Além disso, quem não possuir dívidas poderá receber crédito tributário para abater no pagamento de impostos, limitado a R$ 750 milhões por ano. O abatimento de dívidas valerá a partir de 2026, com teto anual de R$ 2 bilhões, incluindo créditos tributários. As empresas poderão cadastrar valores em 2025 para abatimento no ano seguinte.
Objetivos e impacto esperado
A iniciativa visa ampliar o atendimento público, especialmente em regiões carentes, e reduzir a inadimplência hospitalar. O programa prevê até 4,6 milhões de consultas e 9,4 milhões de exames por ano, além da contratação de clínicas particulares, ampliação de turnos, atendimento móvel e transporte de pacientes.
Redução das filas e repercussão
O ministro Alexandre Padilha destacou que a medida é uma ferramenta para diminuir as filas do SUS, agravadas pela pandemia da Covid-19. “Estamos criando mecanismos para levar pacientes do SUS onde estão médicos e equipamentos, oferecendo arranjos antes exclusivos do setor privado”, afirmou.
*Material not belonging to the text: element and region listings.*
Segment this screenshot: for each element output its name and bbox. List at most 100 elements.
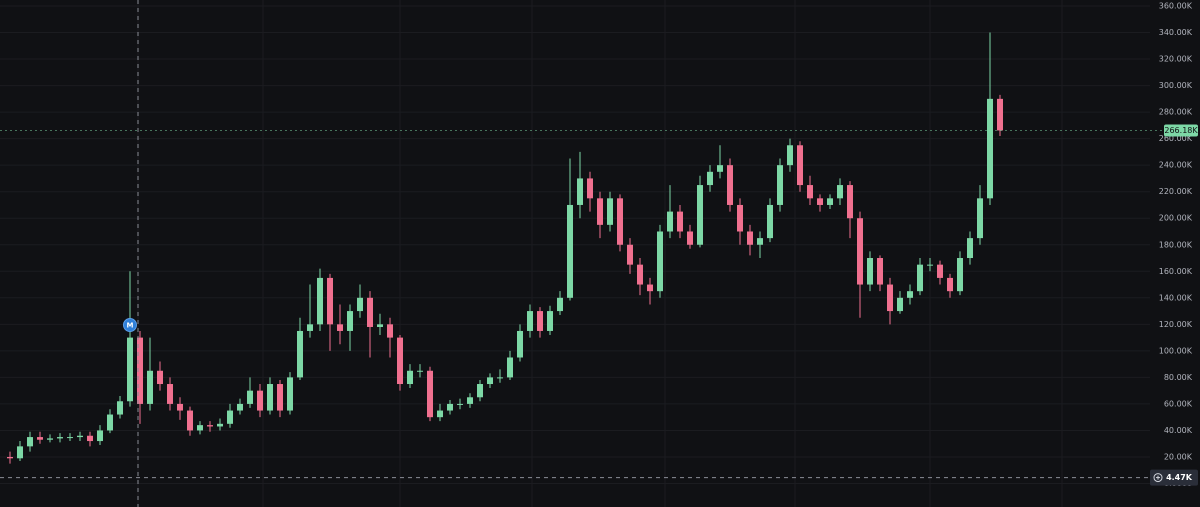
candle-body: [247, 390, 253, 404]
y-tick-label: 340.00K: [1159, 28, 1193, 37]
candle-body: [177, 403, 183, 411]
candle-body: [737, 204, 743, 232]
candle-body: [317, 277, 323, 325]
candle-body: [117, 401, 123, 415]
candle-body: [637, 264, 643, 285]
candle-body: [17, 446, 23, 459]
candle-body: [907, 291, 913, 298]
candle-body: [887, 284, 893, 312]
candle-body: [547, 311, 553, 331]
candle-body: [677, 211, 683, 232]
candle-body: [367, 297, 373, 327]
y-tick-label: 120.00K: [1159, 320, 1193, 329]
candle-body: [337, 324, 343, 331]
candle-body: [217, 423, 223, 427]
candle-body: [147, 370, 153, 404]
candle-body: [757, 238, 763, 245]
candle-body: [917, 264, 923, 292]
candle-body: [787, 145, 793, 166]
candle-body: [397, 337, 403, 385]
candle-body: [47, 438, 53, 440]
y-tick-label: 220.00K: [1159, 187, 1193, 196]
candle-body: [257, 390, 263, 411]
candle-body: [927, 264, 933, 266]
candle-body: [647, 284, 653, 292]
candle-body: [127, 337, 133, 402]
candle-body: [427, 370, 433, 418]
y-tick-label: 280.00K: [1159, 108, 1193, 117]
candle-body: [597, 198, 603, 225]
candle-body: [977, 198, 983, 239]
candle-body: [517, 330, 523, 358]
candle-body: [947, 277, 953, 292]
candle-body: [657, 231, 663, 292]
candle-body: [407, 370, 413, 385]
candle-body: [357, 297, 363, 312]
candle-body: [727, 165, 733, 205]
candle-body: [207, 425, 213, 427]
candle-body: [507, 357, 513, 378]
candle-body: [937, 264, 943, 278]
candle-body: [77, 435, 83, 438]
last-price-label: 266.18K: [1164, 126, 1198, 135]
y-tick-label: 320.00K: [1159, 55, 1193, 64]
candle-body: [327, 277, 333, 325]
candle-body: [237, 403, 243, 411]
candle-body: [297, 330, 303, 378]
candle-body: [717, 165, 723, 172]
candle-body: [587, 178, 593, 199]
candle-body: [7, 456, 13, 459]
candle-body: [897, 297, 903, 312]
candle-body: [877, 258, 883, 285]
candle-body: [577, 178, 583, 205]
candle-body: [457, 403, 463, 405]
candle-body: [387, 324, 393, 338]
candle-body: [817, 198, 823, 205]
candle-body: [37, 437, 43, 440]
candle-body: [617, 198, 623, 245]
candle-body: [197, 425, 203, 431]
y-tick-label: 300.00K: [1159, 81, 1193, 90]
y-tick-label: 240.00K: [1159, 161, 1193, 170]
candle-body: [687, 231, 693, 245]
candle-body: [287, 377, 293, 411]
vertical-grid: [137, 0, 1063, 507]
candle-body: [347, 311, 353, 331]
candle-body: [267, 384, 273, 411]
y-tick-label: 140.00K: [1159, 293, 1193, 302]
candle-body: [307, 324, 313, 331]
candle-body: [167, 384, 173, 404]
candle-body: [497, 377, 503, 379]
candle-body: [747, 231, 753, 245]
candle-body: [437, 410, 443, 418]
candle-body: [627, 244, 633, 265]
candle-body: [997, 98, 1003, 131]
candle-body: [417, 370, 423, 372]
y-tick-label: 40.00K: [1164, 426, 1193, 435]
candle-body: [797, 145, 803, 186]
last-price-box: [1164, 124, 1198, 137]
add-icon: [1153, 473, 1163, 483]
y-tick-label: 260.00K: [1159, 134, 1193, 143]
candle-body: [697, 185, 703, 245]
candle-body: [707, 171, 713, 186]
y-tick-label: 80.00K: [1164, 373, 1193, 382]
candle-body: [827, 198, 833, 205]
candle-body: [967, 238, 973, 259]
y-tick-label: 200.00K: [1159, 214, 1193, 223]
candle-body: [857, 218, 863, 285]
candle-body: [137, 337, 143, 404]
candle-body: [537, 311, 543, 331]
candle-body: [57, 437, 63, 439]
candle-body: [227, 410, 233, 424]
candle-body: [867, 258, 873, 285]
candle-body: [777, 165, 783, 205]
candle-body: [987, 98, 993, 199]
candle-body: [557, 297, 563, 312]
candle-body: [667, 211, 673, 232]
y-tick-label: 20.00K: [1164, 452, 1193, 461]
candle-body: [87, 435, 93, 442]
candle-body: [567, 204, 573, 298]
candle-body: [607, 198, 613, 225]
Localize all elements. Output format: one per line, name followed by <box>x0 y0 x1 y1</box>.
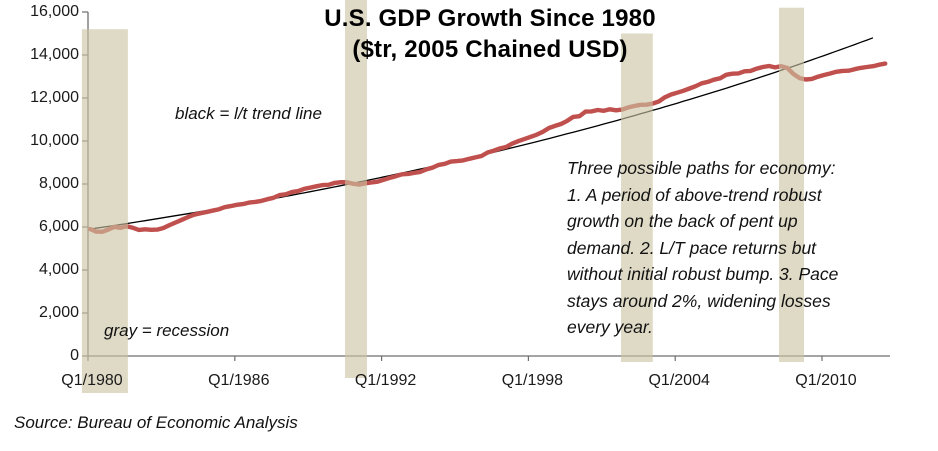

Segundo Fernando Haddad, ministro da Fazenda, mais de 3.500 hospitais e entidades filantrópicas acumulam cerca de R$ 34 bilhões em dívidas com o governo federal. Os débitos poderão ser parcelados e o uso dos créditos será limitado a R$ 2 bilhões anuais. Haddad comparou a ação a um misto de programas como Prouni e Desenrola, visando sanear instituições históricas.
Eixos do programa “Agora tem Especialistas”
O programa contempla atendimento especializado complementar, ampliação da atuação da AGSUS, mais telemedicina, criação de centros de câncer, vagas para residência médica, unidades móveis para regiões desassistidas e reforço da atenção primária.